The Winter Palace by Eva Stachniak

St. Petersburg, October, 17, 1756 Three people who never leave her room, and who do not know about one another, inform me of what is going on, and will not fail to acquaint me when the crucial moment arrives.–From the letter of Grand Duchess of All the Russias (later Catherine the Great) to Sir Hanbury-Williams, British ambassador to the court of Empress Elizabeth.

So begins The Winter Palace, an historical novel about Catherine II of Russia, also known as Catherine the Great. Catherine was born as Sophia in Prussia and brought to Russia to marry the nephew of the Empress Elizabeth. This story takes place during the years of 1743-1764 and told through the eyes of a girl who becomes a friend and ‘tongue’ of Catherine. Barbara, or Varvara, is also a  ‘tongue’  (or what we would call a spy) for the Empress Elizabeth.

Stachniak, born in Poland and author of several other historical novels, has written an intriguing and fascinating account of Catherine’s young life. Rich, historical detail give us a picture of the court life of Russia during this time and the constant danger of trusting anyone. Catherine did not become popular overnight and was at the mercy of the Empress Elizabeth.

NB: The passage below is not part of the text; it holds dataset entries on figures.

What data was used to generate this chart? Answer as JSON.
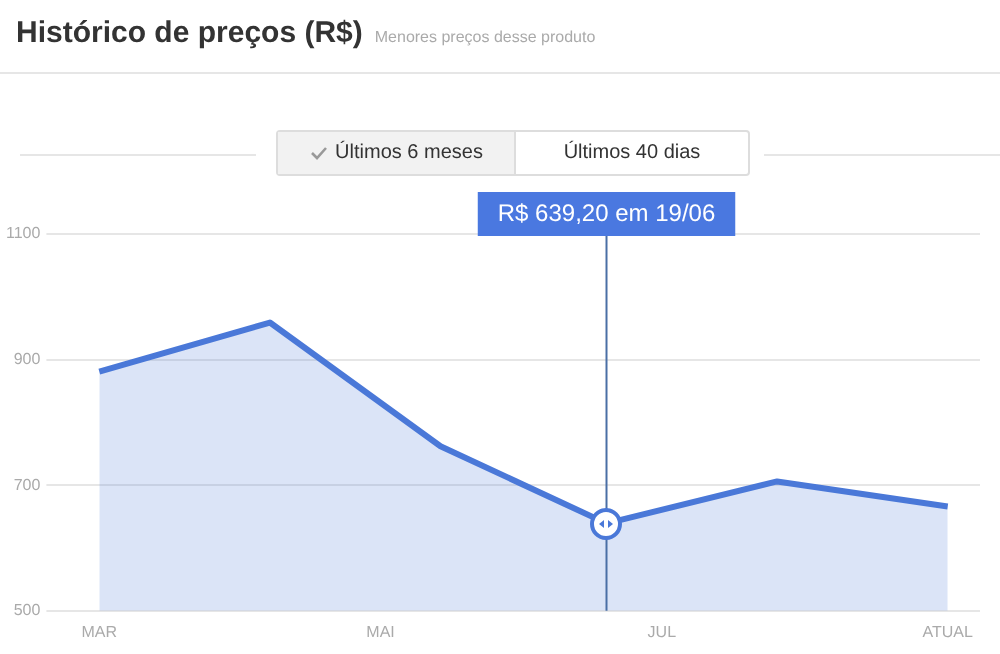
{
  "chart_data": {
    "type": "area",
    "title": "Histórico de preços (R$)",
    "subtitle": "Menores preços desse produto",
    "x": [
      "--03-01",
      "--04-07",
      "--05-14",
      "--06-19",
      "--07-26",
      "--09-01"
    ],
    "series": [
      {
        "color": "#4a78d8",
        "values": [
          881,
          959,
          762,
          639.2,
          706,
          666
        ]
      }
    ],
    "xlim": [
      "--02-22",
      "--09-08"
    ],
    "xticks": [
      {
        "value": "--03-01",
        "label": "MAR"
      },
      {
        "value": "--05-01",
        "label": "MAI"
      },
      {
        "value": "--07-01",
        "label": "JUL"
      },
      {
        "value": "--09-01",
        "label": "ATUAL"
      }
    ],
    "ylim": [
      500,
      1100
    ],
    "yticks": [
      500,
      700,
      900,
      1100
    ],
    "grid": "y",
    "legend": false,
    "marker": "none",
    "line_style": "solid",
    "ref_lines": [
      {
        "axis": "x",
        "value": "--06-19",
        "color": "#4a6fa5"
      }
    ],
    "annotations": [
      "R$ 639,20 em 19/06",
      "Últimos 6 meses",
      "Últimos 40 dias"
    ]
  }
}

Catherine’s husband, the future Emperor Peter III, was much like a child and as much a pawn for the Empress as was Catherine and the children she bore.  Catherine shows hints of her future greatness as she keeps her wits, makes friends where she needs to, and prepares to take the throne when the time is ripe.    

                                                                                                       The Winter Palace is due to be released in January of next year.

I received this book for free though Goodreads First Reads.